Published February 7, 2013 This content is archived.
A study conducted in the Department of Psychology has found that college students who drink to cope with anxiety may experience more negative alcohol-related consequences than peers who drink for other reasons.
Justin Kimber, an undergraduate research assistant, examined the pathway between Generalized Anxiety Disorder (GAD) and drinking-to-cope behavior among college students relative to the number of negative alcohol-related consequences they reported. Such consequences include blacking out, lower grades, missing class, etc.

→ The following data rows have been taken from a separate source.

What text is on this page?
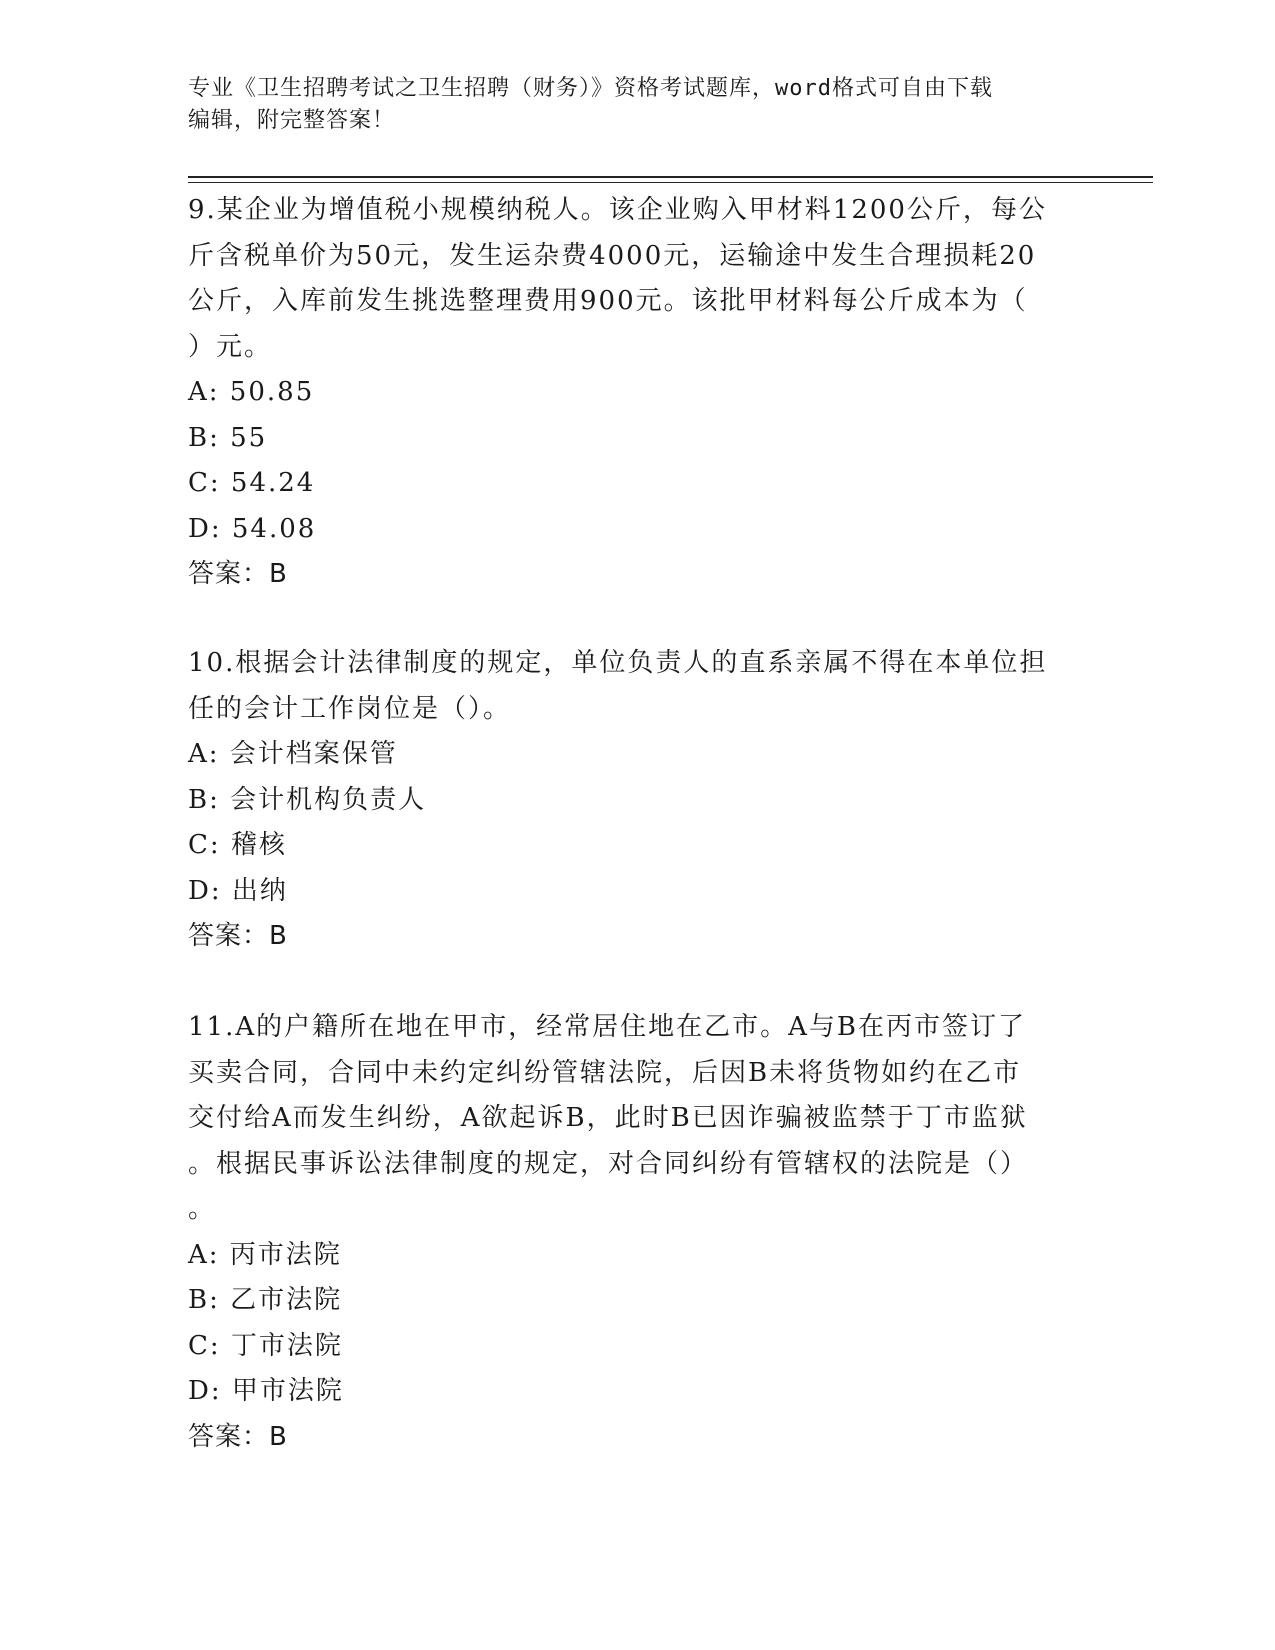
专业《卫生招聘考试之卫生招聘（财务）》资格考试题库，word格式可自由下载
编辑，附完整答案！
9.某企业为增值税小规模纳税人。该企业购入甲材料1200公斤，每公
斤含税单价为50元，发生运杂费4000元，运输途中发生合理损耗20
公斤，入库前发生挑选整理费用900元。该批甲材料每公斤成本为（
）元。
A: 50.85
B: 55
C: 54.24
D: 54.08
答案：B
10.根据会计法律制度的规定，单位负责人的直系亲属不得在本单位担
任的会计工作岗位是（）。
A: 会计档案保管
B: 会计机构负责人
C: 稽核
D: 出纳
答案：B
11.A的户籍所在地在甲市，经常居住地在乙市。A与B在丙市签订了
买卖合同，合同中未约定纠纷管辖法院，后因B未将货物如约在乙市
交付给A而发生纠纷，A欲起诉B，此时B已因诈骗被监禁于丁市监狱
。根据民事诉讼法律制度的规定，对合同纠纷有管辖权的法院是（）
。
A: 丙市法院
B: 乙市法院
C: 丁市法院
D: 甲市法院
答案：B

Guided by Jennifer Read, professor of psychology, Kimber used date from a larger study by Read that was funded by the National Institute on Alcohol Abuse and Alcoholism.
“I considered two things: the fact that self-medication theory suggests that one reason highly anxious people may drink is to cope with their symptoms, and that previous research showing that highly anxious college students tend to report more negative alcohol-related consequences,” Kimber says.
“My hypothesis was that the reason high-anxiety students experience more negative alcohol-related consequences than other students,” he says, “is that they tend to self-medicate with alcohol to cope with uncomfortable GAD symptoms, like chronic worrying, trouble sleeping, nervousness, stress and tension.
“The study is important,” Kimber explains, “because GAD affects 1-to-2 percent of college students in the U.S.—somewhere between 207,000 and 415,000 college students currently suffer from symptoms of generalized anxiety disorder.” (Figures extrapolated from 2010 U.S. Census projections of 2012 college enrollment.
“I am interested in the relationship between anxiety symptoms and self-medication with alcohol because the research literature to date has shown mixed findings,” he says.
“Some studies found anxiety to be a risk factor for self-medication. Others found anxiety to be a protective factor. That happens when anxiety prevents people from attending situations where alcohol may be present, thereby putting them at lower risk for possibly experiencing alcohol-related consequences.”
Kimber says another issue he wanted to explore is the effect of the definition of “negative alcohol outcomes” in related studies of college students.
“Previous studies with college students usually define ‘negative consequences’ as long-term outcomes like alcoholism and liver cirrhosis,” Kimber says, “but since these outcomes are unlikely to affect many students while they are in college, this study defined negative consequences in terms more common and immediate to this population—things like missing classes, academic failure, blacking out or sexual and relationship issues.”
Kimber’s study involved 72 college-student subjects with a mean age of 19 years, 4 months. Of these, 54 percent were freshmen and 41.5 percent were female.
“We retested the anxiety/drinking-to-cope/problematic drinking pathway using a measure of problem drinking developed with and for college student drinkers: the 48-item Young Adult Alcohol Consequences Questionnaire, which measures alcohol-related consequences experienced by an individual over the past 30 days of drinking,” he says.
“Subjects also completed the General Anxiety Disorder 7 scale, a self-reported questionnaire used to screen and measure the severity of general anxiety disorder,” he says, “and Cooper’s Drinking Motives Questionnaire/Drinking to Cope Subscale (DMQ-Cope), which assesses drinking motivated by an attempt to cope with distress or negative mood.
“The study found that high levelsof general anxiety significantly predicted both drinking-to-cope behavior and negative alcohol consequences,” Kimber says, “but that drinking-to-cope behavior does not fully mediate the relationship between general anxiety symptoms and alcohol consequences, suggesting that other factors also contribute to problem drinking patterns among those with high levels of anxiety.”
Kimber says that findings from this work have implications for cognitive behavioral assessment of and therapy for college students.
“If clinicians recognize the relationship between levels of anxiety and self-medication with alcohol among college students,” he says, “and if they look for negative symptoms of self-medication specific to college students, they can help their patients (or clients) recognize, understand and deal with their symptoms effectively without resorting to drinking.”